I also added two sets of interactive presets. Six Famous Texts presets let you load passages from well-known works — so you can see how Harry Potter scores compared to a scientific abstract or a legal disclaimer. Six Target Audience presets configure the tool for specific readers — elementary school students, general public, business professionals, academic audience, technical documentation, or legal/regulatory writing. Each preset adjusts the grading thresholds and suggestions to match what that audience expects.

These presets serve the same purpose as the presets in the Token Counter: instant gratification. A user who lands on a blank text area does nothing. A user who clicks “Harry Potter” and immediately sees a B+ grade with yellow-highlighted sentences is engaged within two seconds.

Passive Voice and Adverbs

Beyond readability scores, the tool flags two common writing weaknesses: passive voice and excessive adverbs.

Passive voice detection uses a be-verb + past participle pattern. The code looks for any form of “to be” (is, am, are, was, were, be, been, being) followed by a past participle. For regular verbs, past participles end in -ed. For irregular verbs, I maintain a list of 89 irregular past participles — words like “written,” “broken,” “chosen,” “driven,” “frozen,” and “spoken.” When the pattern matches, the phrase is highlighted in blue.

Adverb detection looks for words ending in -ly. But not every -ly word is an adverb. “Family,” “only,” “early,” “lonely,” “friendly,” “lovely,” “holy,” “ugly” — these are adjectives or nouns. I maintain an exception list of 34 non-adverb -ly words to avoid false positives. When a genuine adverb is found, it is highlighted in purple with a tooltip suggesting removal or replacement.

The tool also provides over 60 simpler word alternative mappings. When you use “utilize,” a tooltip suggests “use.” “Approximately” becomes “about.” “Implement” becomes “do” or “carry out.” These are not grammar rules — they are style suggestions, the kind of advice a human editor would give.

I want to be honest about accuracy. Passive voice detection at roughly 80% accuracy is not perfect. The be-verb + past participle heuristic will miss some passive constructions (“The report got submitted”) and occasionally flag false positives (“She was interested in the topic,” where “interested” functions as an adjective). Similarly, adverb detection will miss adverbs that do not end in -ly (“very,” “quite,” “almost”). A full NLP parser would handle these cases, but it would also require loading a multi-megabyte model into the browser. The heuristic approach catches the majority of cases and runs in milliseconds. For a writing feedback tool, that trade-off is the right one.

What I Learned

Three lessons stood out from this build.

Context makes scores meaningful. A readability grade of 8.2 is an abstract number. “Reads like a newspaper article” is an experience people can relate to. Every time I have added a comparison layer to a numeric tool — in the Token Counter, in the Word Counter, and now here — engagement goes up. People do not just want data. They want to understand what the data means for them.
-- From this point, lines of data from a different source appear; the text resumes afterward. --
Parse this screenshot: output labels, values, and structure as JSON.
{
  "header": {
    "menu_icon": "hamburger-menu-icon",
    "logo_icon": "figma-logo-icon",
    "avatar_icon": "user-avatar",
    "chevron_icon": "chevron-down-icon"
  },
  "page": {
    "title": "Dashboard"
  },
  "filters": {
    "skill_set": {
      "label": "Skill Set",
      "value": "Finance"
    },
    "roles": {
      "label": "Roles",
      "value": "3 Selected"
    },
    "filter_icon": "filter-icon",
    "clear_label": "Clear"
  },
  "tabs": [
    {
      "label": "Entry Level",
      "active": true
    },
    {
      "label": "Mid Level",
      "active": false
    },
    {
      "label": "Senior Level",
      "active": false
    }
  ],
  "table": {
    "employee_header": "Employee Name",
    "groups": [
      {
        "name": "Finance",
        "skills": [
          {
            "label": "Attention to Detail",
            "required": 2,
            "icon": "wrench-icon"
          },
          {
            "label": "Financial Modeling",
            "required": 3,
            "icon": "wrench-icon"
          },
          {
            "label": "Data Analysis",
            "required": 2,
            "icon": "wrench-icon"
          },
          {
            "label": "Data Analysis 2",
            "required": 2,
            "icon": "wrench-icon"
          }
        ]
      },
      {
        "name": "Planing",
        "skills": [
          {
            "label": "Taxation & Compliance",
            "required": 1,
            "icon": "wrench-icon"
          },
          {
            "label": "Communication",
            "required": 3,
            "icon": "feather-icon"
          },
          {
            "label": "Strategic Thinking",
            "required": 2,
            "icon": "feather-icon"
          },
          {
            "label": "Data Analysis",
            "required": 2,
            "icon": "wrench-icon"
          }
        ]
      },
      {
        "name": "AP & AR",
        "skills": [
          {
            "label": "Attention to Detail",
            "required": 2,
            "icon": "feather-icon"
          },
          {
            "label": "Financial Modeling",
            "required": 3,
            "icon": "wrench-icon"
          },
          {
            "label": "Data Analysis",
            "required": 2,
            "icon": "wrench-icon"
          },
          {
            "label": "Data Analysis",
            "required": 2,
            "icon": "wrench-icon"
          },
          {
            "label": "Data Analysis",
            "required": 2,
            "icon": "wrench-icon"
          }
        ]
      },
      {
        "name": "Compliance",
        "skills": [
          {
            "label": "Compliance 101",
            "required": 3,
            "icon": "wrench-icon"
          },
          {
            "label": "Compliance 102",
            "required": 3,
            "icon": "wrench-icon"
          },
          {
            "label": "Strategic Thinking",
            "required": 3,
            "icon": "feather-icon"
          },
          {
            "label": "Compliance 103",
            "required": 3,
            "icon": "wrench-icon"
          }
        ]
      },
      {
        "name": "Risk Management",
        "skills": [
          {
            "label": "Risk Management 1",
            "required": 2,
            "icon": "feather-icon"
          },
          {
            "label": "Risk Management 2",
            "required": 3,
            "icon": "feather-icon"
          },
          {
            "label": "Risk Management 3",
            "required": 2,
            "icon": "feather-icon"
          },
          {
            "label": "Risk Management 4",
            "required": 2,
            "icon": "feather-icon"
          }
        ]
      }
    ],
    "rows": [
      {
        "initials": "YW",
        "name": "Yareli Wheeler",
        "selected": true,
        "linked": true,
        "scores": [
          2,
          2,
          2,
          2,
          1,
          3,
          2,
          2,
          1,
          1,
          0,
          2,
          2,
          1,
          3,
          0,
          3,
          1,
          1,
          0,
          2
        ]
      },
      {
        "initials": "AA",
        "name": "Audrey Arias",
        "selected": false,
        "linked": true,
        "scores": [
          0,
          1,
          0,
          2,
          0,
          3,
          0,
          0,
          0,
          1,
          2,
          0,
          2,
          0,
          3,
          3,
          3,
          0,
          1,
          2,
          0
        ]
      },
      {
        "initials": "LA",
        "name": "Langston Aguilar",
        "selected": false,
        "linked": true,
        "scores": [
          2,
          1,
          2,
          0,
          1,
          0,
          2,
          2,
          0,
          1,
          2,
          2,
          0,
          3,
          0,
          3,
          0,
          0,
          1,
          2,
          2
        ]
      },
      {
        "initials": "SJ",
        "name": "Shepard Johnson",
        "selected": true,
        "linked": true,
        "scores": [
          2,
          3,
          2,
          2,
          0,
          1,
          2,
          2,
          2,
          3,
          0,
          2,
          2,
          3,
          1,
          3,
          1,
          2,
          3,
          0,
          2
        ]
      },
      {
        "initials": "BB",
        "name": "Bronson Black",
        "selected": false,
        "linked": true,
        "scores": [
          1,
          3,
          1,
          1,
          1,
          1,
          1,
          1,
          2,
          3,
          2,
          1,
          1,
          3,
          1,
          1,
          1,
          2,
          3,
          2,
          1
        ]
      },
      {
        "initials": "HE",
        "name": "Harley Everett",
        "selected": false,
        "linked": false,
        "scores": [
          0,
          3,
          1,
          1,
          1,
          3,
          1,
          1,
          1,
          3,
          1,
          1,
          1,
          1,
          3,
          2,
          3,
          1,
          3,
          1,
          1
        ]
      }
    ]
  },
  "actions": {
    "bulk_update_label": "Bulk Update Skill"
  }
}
“Good enough” accuracy beats perfect but slow. The syllable counter is 85–90% accurate. The passive voice detector is around 80%. A pronunciation dictionary or NLP model would push those numbers higher, but at the cost of megabytes of downloads and seconds of loading time. For readability analysis, where the results are already approximations and small errors tend to cancel out across a full text, fast and mostly-right is more valuable than slow and precisely-right.

contentEditable cursor restoration took more time than all seven algorithm implementations combined. This is not an exaggeration. The math behind Flesch-Kincaid, Gunning Fog, Coleman-Liau, SMOG, ARI, Dale-Chall, and Flesch Reading Ease is well-documented and straightforward to implement. Saving a cursor position with the Range API, restoring it with a TreeWalker after the DOM has been completely replaced, handling paste events, and debouncing re-highlights — that was the real engineering challenge. If you are building anything with contentEditable and live HTML replacement, budget three times more time than you think you need.